In den Folgejahren wuchs in der Kirche das Bewusstsein, dass dieser Neuansatz sich auch auf die Sicht der aktuellen Lage im Nahen Osten und auf den Staat Israel auswirken wird. Als ein Ergebnis dieses Prozesses legte der landeskirchliche Arbeitskreis „Kirche und Judentum“ im November 2006 die Thesenreihe „Israel: Staat – Land – Volk“ vor mit einer Reihe profilierter, zum Teil auch umstrittener Aussagen. Unbestritten war aber, dass auch das Schicksal und die Zukunft der Palästinenser/innen zu bedenken und zu beachten ist, will man auf dem Weg des Friedens Fortschritte machen und dem eigenen Anspruch gerecht werden, Versöhnung zu fördern. So hieß es in der These 3: „Der Teilungsbeschluss der Vereinten Nationen enthielt auch die Option auf einen Palästinenserstaat, die aus unterschiedlichen Gründen noch nicht realisiert wurde. Seine Errichtung ist aber heute die unabdingbare Voraussetzung für eine friedliche Lösung im Nahen Osten. Dazu gehört die einvernehmliche Aushandlung der Staatsgebiete zwischen beiden Seiten.“

Im politischen Prozess dieses Aushandelns kommt es allerdings seit Jahrzehnten zu keinem echten Fortschritt, im Gegenteil: immer wieder wurde durch Gewaltaktionen in israelischem Besatzungs- und palästinensischem Widerstandshandeln und durch direkte Kriegshandlungen die Lage verschärft. Zusätzlich sorgen bedenklich die Situation verhärtende strukturelle Entwicklungen für weitere Probleme, Frustrationen und existentielle Ängste. Die Verengung der Aussichten ist eine schwere Belastung, die spürbar negativ ausstrahlt — bis in den Diskussionsprozess innerhalb der Kirche. Da war im Dezember 2009 die Veröffentlichung des Kairos-Aufrufs der Christinnen und Christen in Palästina mit einem „Wort des Glaubens, der Liebe und der Hoffnung“ ein guter und wirksamer Impuls. Christen, die in der Friedensarbeit und der ökumenischen Solidarität mit den Glaubensgeschwistern in Palästina besonders aktiv sind, und Christen, denen die Verwurzelung im Judentum und die Solidarität mit Israel besonders am Herzen liegt, kamen zusammen im Engagement für den Frieden in Nahost, natürlich auch im Wortwechsel um die strittigen Fragen.

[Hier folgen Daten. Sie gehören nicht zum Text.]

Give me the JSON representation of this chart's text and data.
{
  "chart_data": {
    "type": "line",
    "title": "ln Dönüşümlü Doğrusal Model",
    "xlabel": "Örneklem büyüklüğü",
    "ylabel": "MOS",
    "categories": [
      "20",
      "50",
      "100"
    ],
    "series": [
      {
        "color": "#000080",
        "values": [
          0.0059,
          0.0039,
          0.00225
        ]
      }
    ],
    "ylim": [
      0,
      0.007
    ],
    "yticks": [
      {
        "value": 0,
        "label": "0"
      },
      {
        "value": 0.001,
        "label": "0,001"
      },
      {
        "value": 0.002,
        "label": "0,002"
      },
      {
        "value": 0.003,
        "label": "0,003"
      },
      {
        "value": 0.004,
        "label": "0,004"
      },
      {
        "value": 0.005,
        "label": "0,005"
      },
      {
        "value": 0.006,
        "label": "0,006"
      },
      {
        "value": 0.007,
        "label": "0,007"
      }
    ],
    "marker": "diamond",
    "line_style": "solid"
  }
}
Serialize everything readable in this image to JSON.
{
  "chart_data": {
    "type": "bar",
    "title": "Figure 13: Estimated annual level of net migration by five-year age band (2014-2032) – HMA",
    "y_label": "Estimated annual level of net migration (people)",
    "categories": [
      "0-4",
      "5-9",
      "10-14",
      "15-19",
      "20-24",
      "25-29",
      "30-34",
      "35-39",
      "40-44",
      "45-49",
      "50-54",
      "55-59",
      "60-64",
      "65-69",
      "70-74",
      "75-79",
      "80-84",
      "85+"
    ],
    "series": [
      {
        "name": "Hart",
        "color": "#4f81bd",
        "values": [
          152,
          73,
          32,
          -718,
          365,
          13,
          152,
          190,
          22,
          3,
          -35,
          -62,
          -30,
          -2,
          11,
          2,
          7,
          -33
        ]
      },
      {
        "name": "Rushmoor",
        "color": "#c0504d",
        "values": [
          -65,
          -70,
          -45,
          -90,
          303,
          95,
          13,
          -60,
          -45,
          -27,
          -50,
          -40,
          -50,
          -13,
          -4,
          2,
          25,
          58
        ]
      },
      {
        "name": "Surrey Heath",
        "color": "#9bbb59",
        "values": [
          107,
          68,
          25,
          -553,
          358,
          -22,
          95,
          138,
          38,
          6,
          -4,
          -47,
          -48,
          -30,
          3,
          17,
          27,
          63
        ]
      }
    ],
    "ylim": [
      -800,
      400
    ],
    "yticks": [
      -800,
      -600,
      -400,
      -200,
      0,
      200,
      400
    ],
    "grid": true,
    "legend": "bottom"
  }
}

Die Landessynode hat am 19. November 2011 in einem Beschluss – siehe Klappcontainer unten – dazu aufgefordert, eine „Material- und Arbeitshilfe“ zum Kairos-Dokument zu erstellen und den Gemeinden für „eine vertiefte und differenzierte Beschäftigung“ an die Hand zu geben. Diese finden Sie als PDF-Datei zum Download in der rechten Spalte. Sie möge zusammen mit zukünftigen Aktualisierungen ihren Beitrag leisten zu präziser Kenntnis und zu einem sensiblen Verständnis für die Menschen in Israel/Palästina. Ich danke den Mitgliedern der Arbeitsgruppe für die Erstellung der Arbeitshilfe. Ich schließe mich dem Aufruf der ACK in Württemberg an, „sich zu fragen, was man tun kann und was wir gemeinsam tun sollten, um dazu beizutragen, dass Frieden und Gerechtigkeit im Heiligen Land eine Chance bekommen, so dass Christen, Juden und Muslime eine gemeinsame Zukunft haben“.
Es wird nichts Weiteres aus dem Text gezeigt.